Тут охраннику пришлось хохотнуть, вспоминая ситуацию:
— Пива нахлестаться, всю ночь на ногах, а потом еще, я, мол, на оленя пойду. Сейчас-то из него дурь повыветрилась, видит Бог. Но по следу-то мы, конечно, пошли. И след ведь хороший: на земле кровища, везде кровища. В жизни не видел, чтоб в одном олене столько крови было. Не знаю, как он, сукин сын, на ногах держался.
— Их иной раз надолго хватает, — сказал мужик с газетой. — Всегда в таких местах подыхают, что и не подберешься.

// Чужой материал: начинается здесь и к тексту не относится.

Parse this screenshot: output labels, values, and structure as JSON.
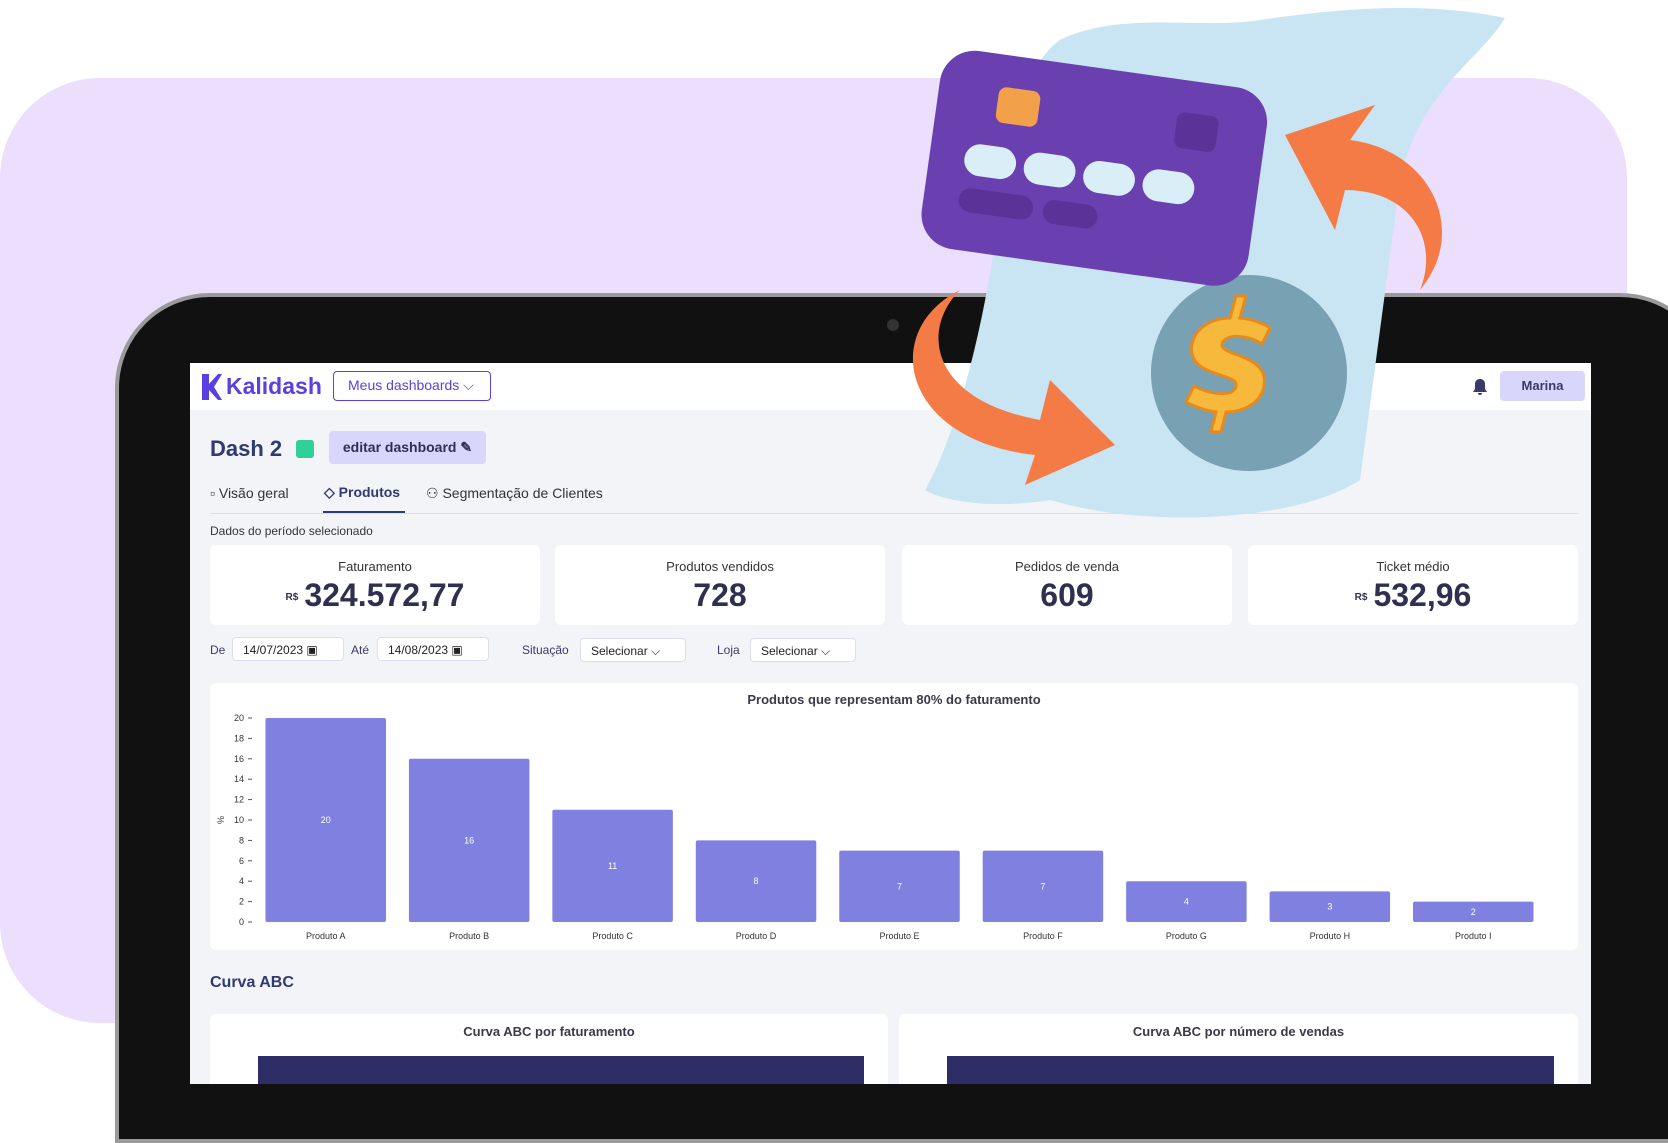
{
  "header": {
    "brand": "Kalidash",
    "dashboards_menu": "Meus dashboards",
    "user": "Marina"
  },
  "dashboard": {
    "title": "Dash 2",
    "edit_button": "editar dashboard"
  },
  "tabs": [
    "Visão geral",
    "Produtos",
    "Segmentação de Clientes"
  ],
  "period_note": "Dados do período selecionado",
  "kpis": [
    {
      "label": "Faturamento",
      "currency": "R$",
      "value": "324.572,77"
    },
    {
      "label": "Produtos vendidos",
      "value": "728"
    },
    {
      "label": "Pedidos de venda",
      "value": "609"
    },
    {
      "label": "Ticket médio",
      "currency": "R$",
      "value": "532,96"
    }
  ],
  "filters": {
    "from_label": "De",
    "from_date": "14/07/2023",
    "to_label": "Até",
    "to_date": "14/08/2023",
    "status_label": "Situação",
    "status_value": "Selecionar",
    "store_label": "Loja",
    "store_value": "Selecionar"
  },
  "chart_data": {
    "type": "bar",
    "title": "Produtos que representam 80% do faturamento",
    "y_label": "%",
    "categories": [
      "Produto A",
      "Produto B",
      "Produto C",
      "Produto D",
      "Produto E",
      "Produto F",
      "Produto G",
      "Produto H",
      "Produto I"
    ],
    "values": [
      20,
      16,
      11,
      8,
      7,
      7,
      4,
      3,
      2
    ],
    "color": "#8080e0",
    "ylim": [
      0,
      20
    ],
    "yticks": [
      0,
      2,
      4,
      6,
      8,
      10,
      12,
      14,
      16,
      18,
      20
    ]
  },
  "abc": {
    "title": "Curva ABC",
    "charts": [
      "Curva ABC por faturamento",
      "Curva ABC por número de vendas"
    ]
  }
}
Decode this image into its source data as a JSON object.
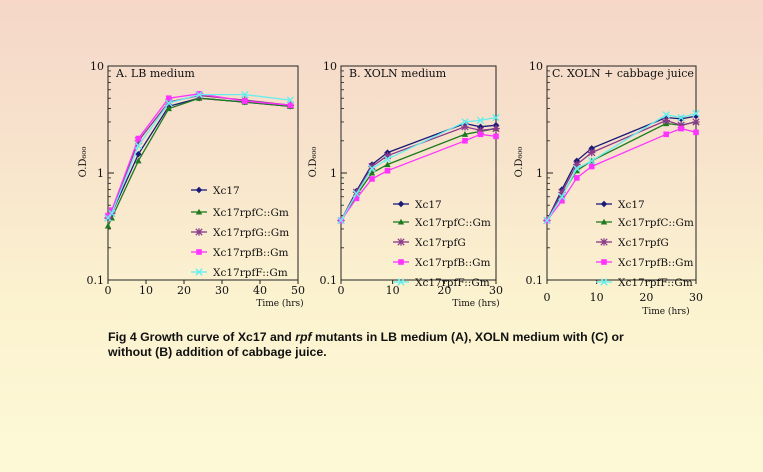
{
  "caption": {
    "before": "Fig 4 Growth curve of Xc17 and ",
    "italic": "rpf",
    "after": " mutants in LB medium (A), XOLN medium with (C) or without (B) addition of cabbage juice."
  },
  "colors": {
    "Xc17": "#1a1a7a",
    "Xc17rpfC::Gm": "#1e7a1e",
    "Xc17rpfG::Gm": "#8a3a8a",
    "Xc17rpfG": "#8a3a8a",
    "Xc17rpfB::Gm": "#ff33ff",
    "Xc17rpfF::Gm": "#66eeee"
  },
  "chart_data": [
    {
      "type": "line",
      "title": "A. LB medium",
      "xlabel": "Time (hrs)",
      "ylabel": "O.D₆₀₀",
      "yscale": "log",
      "xlim": [
        0,
        50
      ],
      "ylim": [
        0.1,
        10
      ],
      "xticks": [
        0,
        10,
        20,
        30,
        40,
        50
      ],
      "yticks": [
        0.1,
        1,
        10
      ],
      "yticklabels": [
        "0.1",
        "1",
        "10"
      ],
      "x": [
        0,
        1,
        8,
        16,
        24,
        36,
        48
      ],
      "series": [
        {
          "name": "Xc17",
          "marker": "diamond",
          "values": [
            0.38,
            0.42,
            1.5,
            4.2,
            5.0,
            4.6,
            4.2
          ]
        },
        {
          "name": "Xc17rpfC::Gm",
          "marker": "triangle",
          "values": [
            0.32,
            0.38,
            1.3,
            4.0,
            5.0,
            4.6,
            4.2
          ]
        },
        {
          "name": "Xc17rpfG::Gm",
          "marker": "star",
          "values": [
            0.38,
            0.42,
            2.0,
            4.6,
            5.3,
            4.8,
            4.3
          ]
        },
        {
          "name": "Xc17rpfB::Gm",
          "marker": "square",
          "values": [
            0.4,
            0.45,
            2.1,
            5.0,
            5.5,
            4.7,
            4.3
          ]
        },
        {
          "name": "Xc17rpfF::Gm",
          "marker": "x",
          "values": [
            0.38,
            0.42,
            1.8,
            4.5,
            5.4,
            5.4,
            4.8
          ]
        }
      ]
    },
    {
      "type": "line",
      "title": "B. XOLN medium",
      "xlabel": "Time (hrs)",
      "ylabel": "O.D₆₀₀",
      "yscale": "log",
      "xlim": [
        0,
        30
      ],
      "ylim": [
        0.1,
        10
      ],
      "xticks": [
        0,
        10,
        20,
        30
      ],
      "yticks": [
        0.1,
        1,
        10
      ],
      "yticklabels": [
        "0.1",
        "1",
        "10"
      ],
      "x": [
        0,
        3,
        6,
        9,
        24,
        27,
        30
      ],
      "series": [
        {
          "name": "Xc17",
          "marker": "diamond",
          "values": [
            0.36,
            0.68,
            1.2,
            1.55,
            2.9,
            2.7,
            2.8
          ]
        },
        {
          "name": "Xc17rpfC::Gm",
          "marker": "triangle",
          "values": [
            0.36,
            0.62,
            1.0,
            1.2,
            2.3,
            2.45,
            2.6
          ]
        },
        {
          "name": "Xc17rpfG",
          "marker": "star",
          "values": [
            0.36,
            0.66,
            1.15,
            1.45,
            2.7,
            2.5,
            2.6
          ]
        },
        {
          "name": "Xc17rpfB::Gm",
          "marker": "square",
          "values": [
            0.36,
            0.58,
            0.88,
            1.05,
            2.0,
            2.3,
            2.2
          ]
        },
        {
          "name": "Xc17rpfF::Gm",
          "marker": "x",
          "values": [
            0.36,
            0.64,
            1.1,
            1.35,
            3.0,
            3.1,
            3.3
          ]
        }
      ]
    },
    {
      "type": "line",
      "title": "C. XOLN + cabbage juice",
      "xlabel": "Time (hrs)",
      "ylabel": "O.D₆₀₀",
      "yscale": "log",
      "xlim": [
        0,
        30
      ],
      "ylim": [
        0.1,
        10
      ],
      "xticks": [
        0,
        10,
        20,
        30
      ],
      "yticks": [
        0.1,
        1,
        10
      ],
      "yticklabels": [
        "0.1",
        "1",
        "10"
      ],
      "x": [
        0,
        3,
        6,
        9,
        24,
        27,
        30
      ],
      "series": [
        {
          "name": "Xc17",
          "marker": "diamond",
          "values": [
            0.36,
            0.7,
            1.3,
            1.7,
            3.3,
            3.2,
            3.4
          ]
        },
        {
          "name": "Xc17rpfC::Gm",
          "marker": "triangle",
          "values": [
            0.36,
            0.62,
            1.05,
            1.3,
            2.9,
            2.8,
            3.0
          ]
        },
        {
          "name": "Xc17rpfG",
          "marker": "star",
          "values": [
            0.36,
            0.66,
            1.2,
            1.55,
            3.1,
            2.8,
            3.0
          ]
        },
        {
          "name": "Xc17rpfB::Gm",
          "marker": "square",
          "values": [
            0.36,
            0.55,
            0.9,
            1.15,
            2.3,
            2.6,
            2.4
          ]
        },
        {
          "name": "Xc17rpfF::Gm",
          "marker": "x",
          "values": [
            0.36,
            0.6,
            1.1,
            1.3,
            3.5,
            3.3,
            3.6
          ]
        }
      ]
    }
  ]
}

— Я пацана обложил за то, что он промазал, он мне что-то огрызнулся. Тогда уж я ему и съездил. Сюда вот. — Охранник показал у себя над ухом и ухмыльнулся. — Надавал я бобов пацану этому сучьему. Он молодой еще — ему полезно. Словом, стемнело, куда уж тут по следу идти, да еще пацан сзади валяется — блюет и все такое.
— Ну, теперь-то уж этого оленя койоты доедают, — сказал мужик с газетой. — А заодно и вороны с канюками.
Он развернул газету, разгладил ее и положил рядом с собой. Опять поменял ноги. Оглядел нас всех и покачал головой.
Мужик постарше, повернувшись на стуле, смотрел в окно. Закурил.
— Пожалуй, — согласился охранник. — и ведь жалко. Большой был, матерый, сукин сын. Так что, Билл, ответ такой: и подбил я оленя, и не подбил. Но без дичи на столе все?таки не остались. Потому что старик, оказывается, тем временем однолетку добыл. Уже его в лагерь притащил, освежевал, начисто выпотрошил, печенку, сердце, почки в бумагу вощеную завернул и в холодильник закинул. Ведь однолетка.